The characters are hardly flawless paragons. Eddie is an anti-authoritarian and snarky operator, whose ruthless nature masks an enormous sense of justice and self-sacrifice. He is passionately devoted to Molly, who is similarly headstrong and impulsive, but learning to temper her self-absorption now that she and Eddie are in love.
Among the supporting characters, much more is learned of the Sarjeant and the Armourer, as well as the mysterious nature of the spectral Jacob Drood. Harry Drood, the new arrival and greatest rival to power Eddie has yet seen, is a fast friend and ally of Martha, the deposed Matriarch (who herself experiences some growth along the way), while the demonic Roger seems caught between his nature and his needs more than once. Mr. Stab (who seems to have gone by many names since the late 1880s) likewise suffers from acute contradictions between his essential self and what he would like to be, a crisis that has dire implications. And Subway Sue, whose luck has soured, nevertheless rallies in time to provide a crucial avenue of attack for our heroes.
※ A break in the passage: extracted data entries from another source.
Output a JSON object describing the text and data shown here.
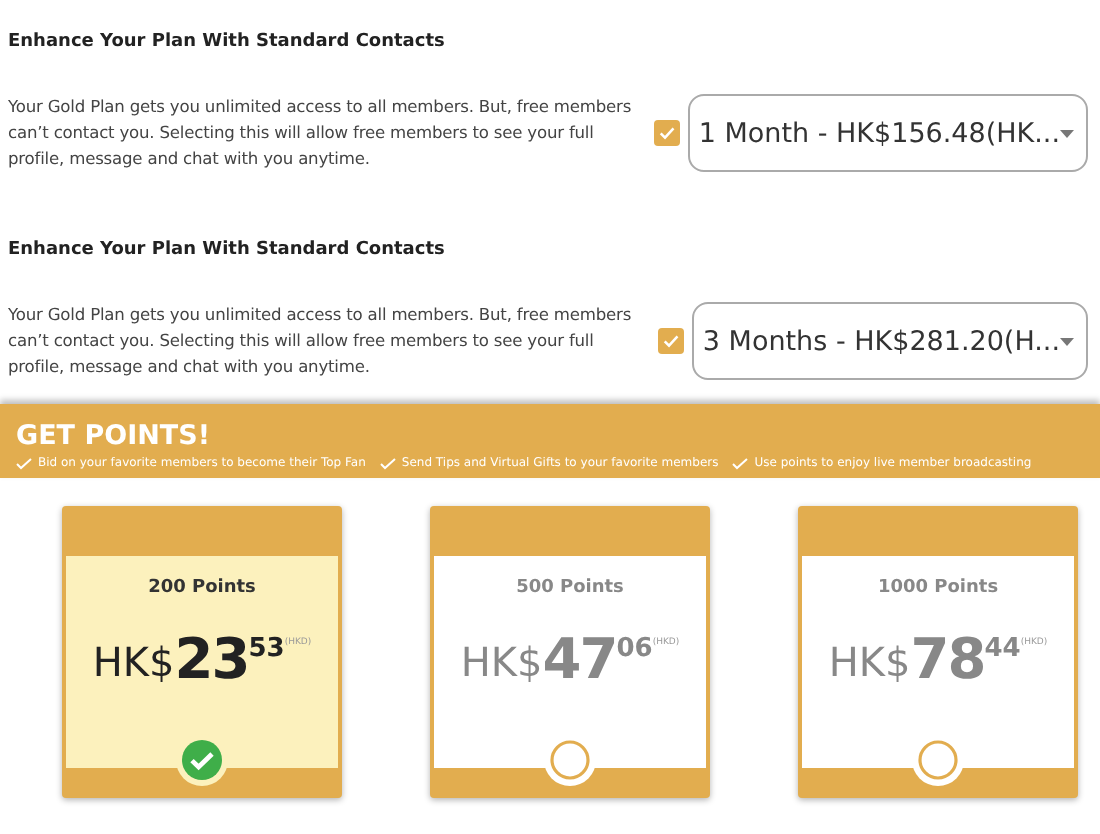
{
  "addons": [
    {
      "title": "Enhance Your Plan With Standard Contacts",
      "description": "Your Gold Plan gets you unlimited access to all members. But, free members can’t contact you. Selecting this will allow free members to see your full profile, message and chat with you anytime.",
      "checked": true,
      "select_value": "1 Month - HK$156.48(HK..."
    },
    {
      "title": "Enhance Your Plan With Standard Contacts",
      "description": "Your Gold Plan gets you unlimited access to all members. But, free members can’t contact you. Selecting this will allow free members to see your full profile, message and chat with you anytime.",
      "checked": true,
      "select_value": "3 Months - HK$281.20(H..."
    }
  ],
  "points_banner": {
    "title": "GET POINTS!",
    "benefits": [
      "Bid on your favorite members to become their Top Fan",
      "Send Tips and Virtual Gifts to your favorite members",
      "Use points to enjoy live member broadcasting"
    ]
  },
  "packages": [
    {
      "name": "200 Points",
      "currency": "HK$",
      "whole": "23",
      "cents": "53",
      "unit": "(HKD)",
      "selected": true
    },
    {
      "name": "500 Points",
      "currency": "HK$",
      "whole": "47",
      "cents": "06",
      "unit": "(HKD)",
      "selected": false
    },
    {
      "name": "1000 Points",
      "currency": "HK$",
      "whole": "78",
      "cents": "44",
      "unit": "(HKD)",
      "selected": false
    }
  ]
}
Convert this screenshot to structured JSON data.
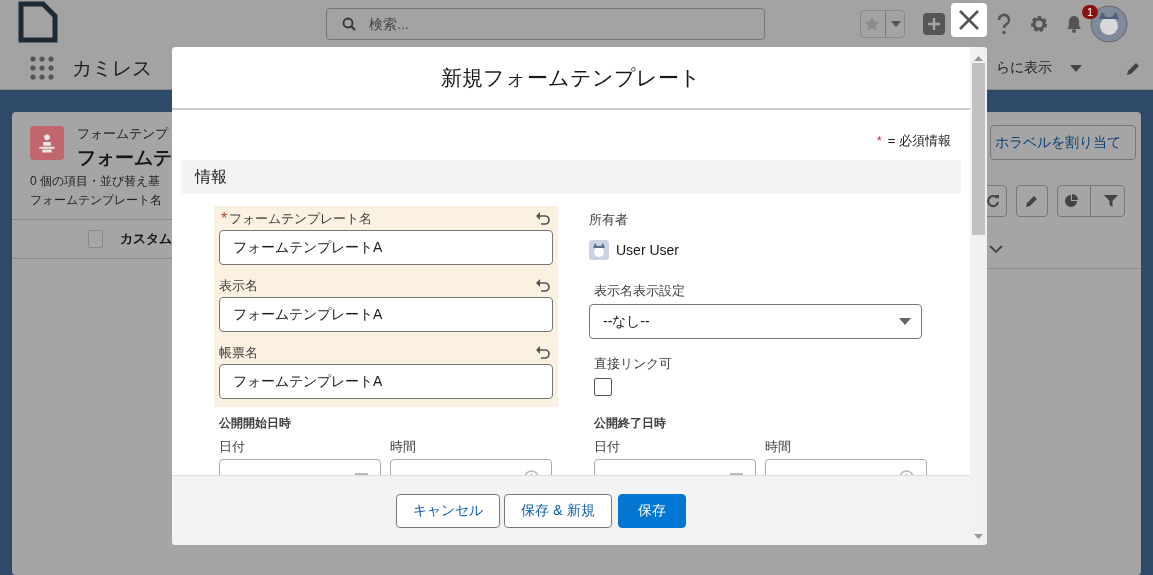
{
  "app_header": {
    "search": {
      "placeholder": "検索..."
    },
    "notification_count": "1"
  },
  "nav": {
    "app_name": "カミレス",
    "more_label": "らに表示"
  },
  "list_view": {
    "object_label": "フォームテンプ",
    "title": "フォームテ",
    "summary": "0 個の項目・並び替え基",
    "filter_text": "フォームテンプレート名",
    "column_1": "カスタム",
    "select_all_checked": false,
    "assign_button": "ホラベルを割り当て"
  },
  "modal": {
    "title": "新規フォームテンプレート",
    "required_mark": "*",
    "required_note": "= 必須情報",
    "section": "情報",
    "fields": [
      {
        "label": "フォームテンプレート名",
        "required": true,
        "edited": true,
        "value": "フォームテンプレートA"
      },
      {
        "label": "表示名",
        "required": false,
        "edited": true,
        "value": "フォームテンプレートA"
      },
      {
        "label": "帳票名",
        "required": false,
        "edited": true,
        "value": "フォームテンプレートA"
      }
    ],
    "owner": {
      "label": "所有者",
      "name": "User User"
    },
    "display_setting": {
      "label": "表示名表示設定",
      "value": "--なし--"
    },
    "direct_link": {
      "label": "直接リンク可",
      "checked": false
    },
    "datetimes": [
      {
        "label": "公開開始日時",
        "date_label": "日付",
        "time_label": "時間"
      },
      {
        "label": "公開終了日時",
        "date_label": "日付",
        "time_label": "時間"
      }
    ],
    "buttons": [
      {
        "label": "キャンセル",
        "kind": "neutral"
      },
      {
        "label": "保存 & 新規",
        "kind": "neutral"
      },
      {
        "label": "保存",
        "kind": "brand"
      }
    ]
  }
}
Green provides his characters with a dazzling assortment of locations as well, from real-world London and Brazil to an alien world of the far future, a dying expanse of land in a broken parallel Earth, and the horrific home dimension of the Many-Angled Ones. The characters zip from location to location and the action (and dark humor) never let up.
Of a piece with his many other series, Green delivers on the high-stakes action/adventure in this new Eddie Drood tale. Fans of fast-paced heroics, featuring a snarky knight armored in silver and sarcasm, need look no further; Eddie Drood is your guy.